With that experience in hand, I heartily suggest a good library of old Traveller books if you want to expand any Mongoose Traveller game.

5. The classic Traveller adventures are generally weak as adventures. Though I just wrote that it’s easy to use the older material, and that I had used several different Classic GDW Traveller adventures, I should mention that I feel like they’re very weak as adventures.

What GDW called adventures back in the late 1970s and early 1980s are largely what I’d call setting books. They tended to describe terrific and evocative settings. I love the world revealed in the World-Ocean book. However, they fall down not only in figuring out ways to get the players involved in the plot, but sometimes even in offering up much of a plot at all. Several of the earlier adventures are particularly bad because they're just a step above dungeon crawls.

That doesn’t mean that I don’t suggest using them.
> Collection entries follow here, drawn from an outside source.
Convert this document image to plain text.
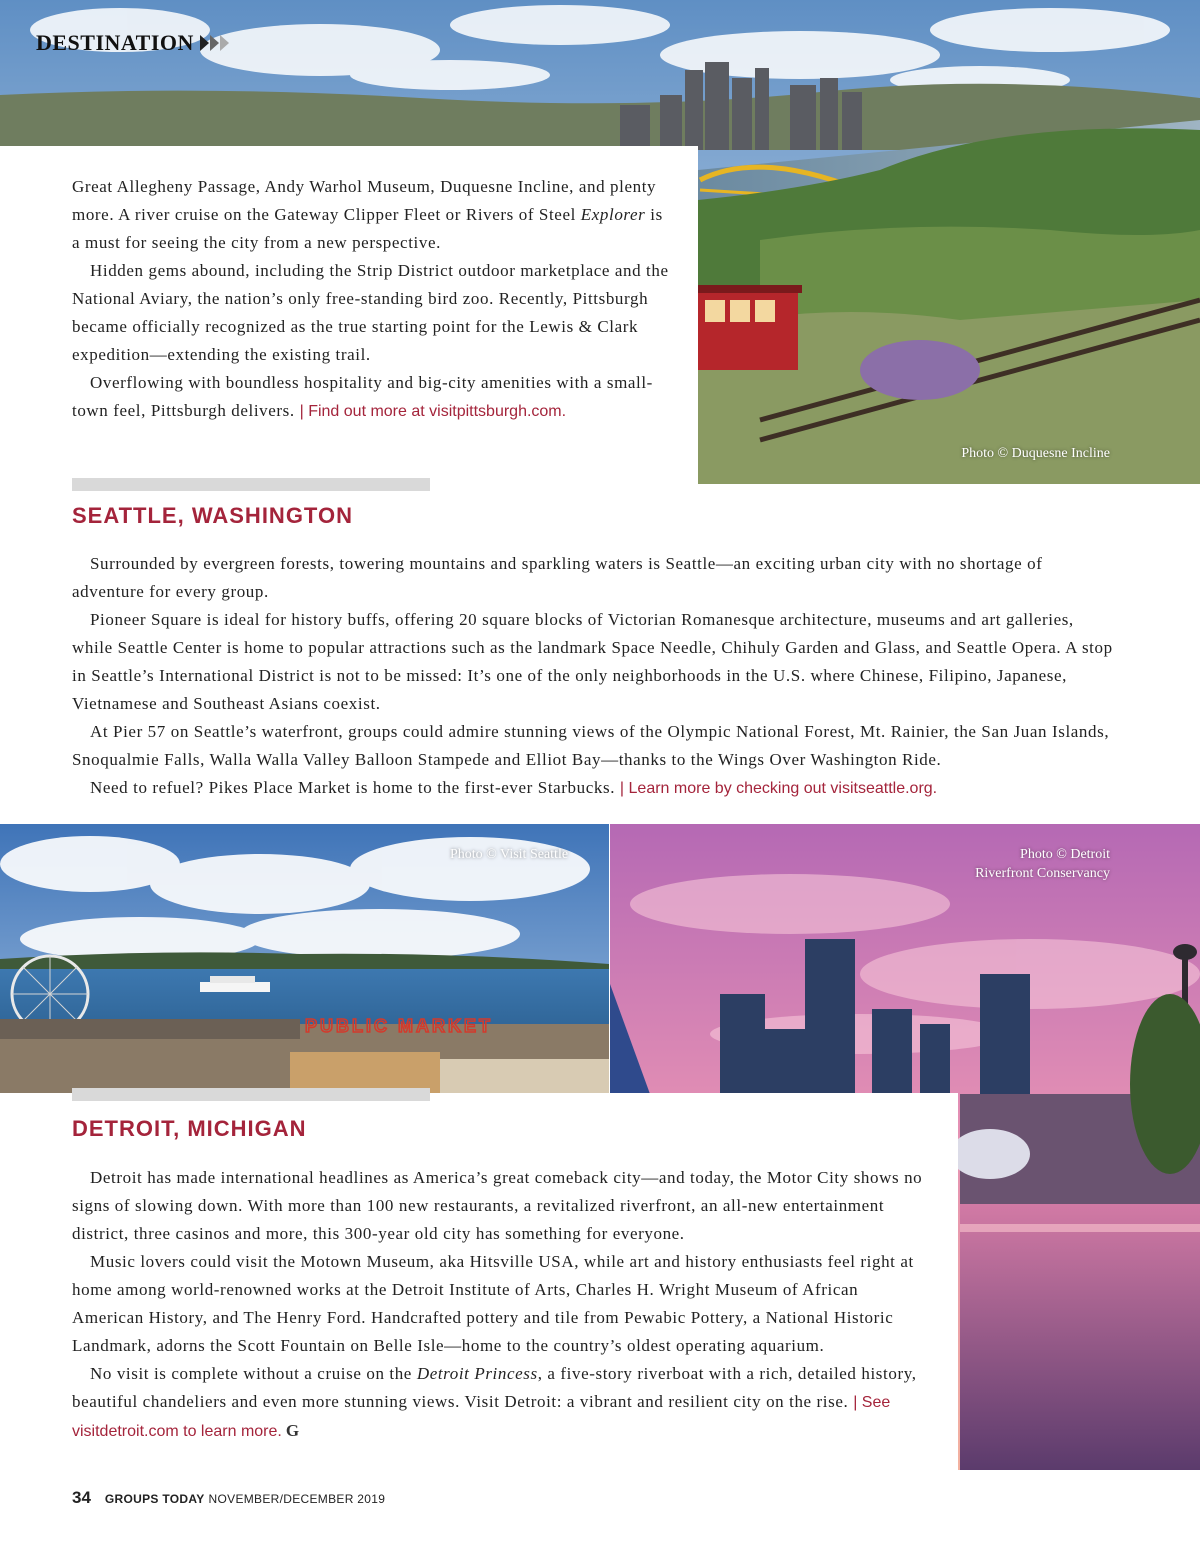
DESTINATION

Great Allegheny Passage, Andy Warhol Museum, Duquesne Incline, and plenty more. A river cruise on the Gateway Clipper Fleet or Rivers of Steel Explorer is a must for seeing the city from a new perspective.

Hidden gems abound, including the Strip District outdoor marketplace and the National Aviary, the nation’s only free-standing bird zoo. Recently, Pittsburgh became officially recognized as the true starting point for the Lewis & Clark expedition—extending the existing trail.

Overflowing with boundless hospitality and big-city amenities with a small-town feel, Pittsburgh delivers. | Find out more at visitpittsburgh.com.

Photo © Duquesne Incline
SEATTLE, WASHINGTON

Surrounded by evergreen forests, towering mountains and sparkling waters is Seattle—an exciting urban city with no shortage of adventure for every group.

Pioneer Square is ideal for history buffs, offering 20 square blocks of Victorian Romanesque architecture, museums and art galleries, while Seattle Center is home to popular attractions such as the landmark Space Needle, Chihuly Garden and Glass, and Seattle Opera. A stop in Seattle’s International District is not to be missed: It’s one of the only neighborhoods in the U.S. where Chinese, Filipino, Japanese, Vietnamese and Southeast Asians coexist.

At Pier 57 on Seattle’s waterfront, groups could admire stunning views of the Olympic National Forest, Mt. Rainier, the San Juan Islands, Snoqualmie Falls, Walla Walla Valley Balloon Stampede and Elliot Bay—thanks to the Wings Over Washington Ride.

Need to refuel? Pikes Place Market is home to the first-ever Starbucks. | Learn more by checking out visitseattle.org.

PUBLIC MARKET
Photo © Visit Seattle	Photo © Detroit
Riverfront Conservancy
DETROIT, MICHIGAN

Detroit has made international headlines as America’s great comeback city—and today, the Motor City shows no signs of slowing down. With more than 100 new restaurants, a revitalized riverfront, an all-new entertainment district, three casinos and more, this 300-year old city has something for everyone.

Music lovers could visit the Motown Museum, aka Hitsville USA, while art and history enthusiasts feel right at home among world-renowned works at the Detroit Institute of Arts, Charles H. Wright Museum of African American History, and The Henry Ford. Handcrafted pottery and tile from Pewabic Pottery, a National Historic Landmark, adorns the Scott Fountain on Belle Isle—home to the country’s oldest operating aquarium.

No visit is complete without a cruise on the Detroit Princess, a five-story riverboat with a rich, detailed history, beautiful chandeliers and even more stunning views. Visit Detroit: a vibrant and resilient city on the rise. | See visitdetroit.com to learn more. G

34 GROUPS TODAY NOVEMBER/DECEMBER 2019
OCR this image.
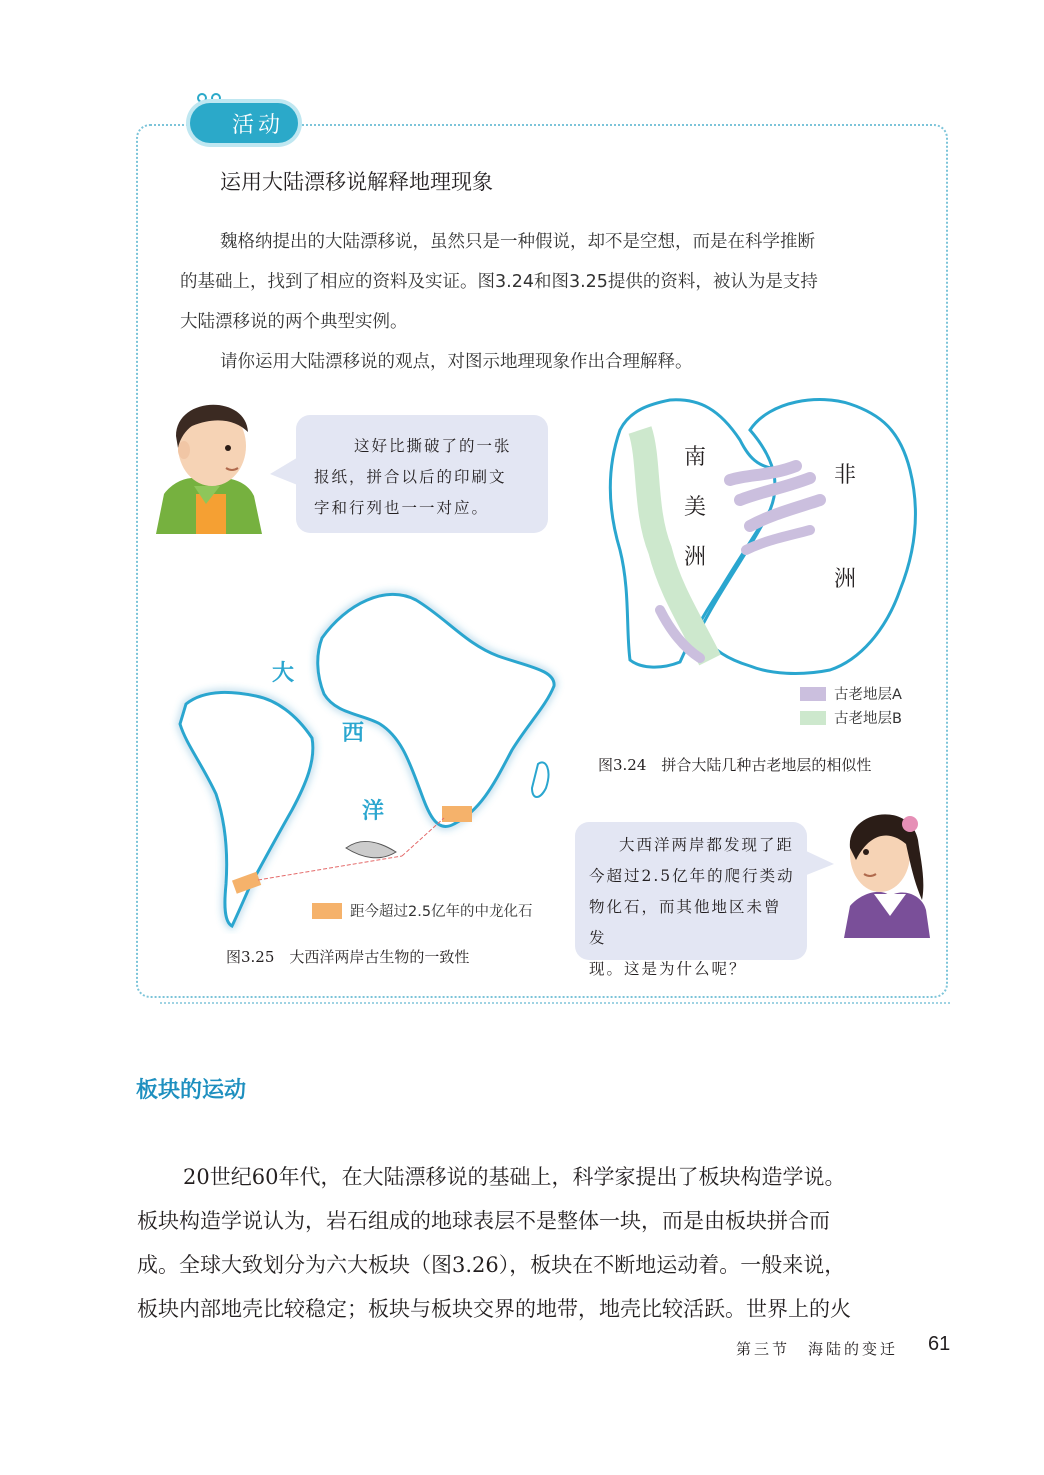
活动
运用大陆漂移说解释地理现象
魏格纳提出的大陆漂移说，虽然只是一种假说，却不是空想，而是在科学推断
的基础上，找到了相应的资料及实证。图3.24和图3.25提供的资料，被认为是支持
大陆漂移说的两个典型实例。
请你运用大陆漂移说的观点，对图示地理现象作出合理解释。

这好比撕破了的一张

报纸，拼合以后的印刷文

字和行列也一一对应。

南
美
洲
非
洲
古老地层A
古老地层B
图3.24　拼合大陆几种古老地层的相似性
大
西
洋
距今超过2.5亿年的中龙化石
图3.25　大西洋两岸古生物的一致性

大西洋两岸都发现了距

今超过2.5亿年的爬行类动

物化石，而其他地区未曾发

现。这是为什么呢？

板块的运动
20世纪60年代，在大陆漂移说的基础上，科学家提出了板块构造学说。
板块构造学说认为，岩石组成的地球表层不是整体一块，而是由板块拼合而
成。全球大致划分为六大板块（图3.26），板块在不断地运动着。一般来说，
板块内部地壳比较稳定；板块与板块交界的地带，地壳比较活跃。世界上的火
第三节　海陆的变迁 61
I think there's something inherently cool about presenting an adventure to players that was written three decades ago and has been run by people all around the world. Just expect to do some work.

Conclusion

That’s it for this month. Next month I’ll be back with another five lessons learned from my recent Traveller campaign—this time talking more about game and plotting styles, including some of the challenges that Traveller presents.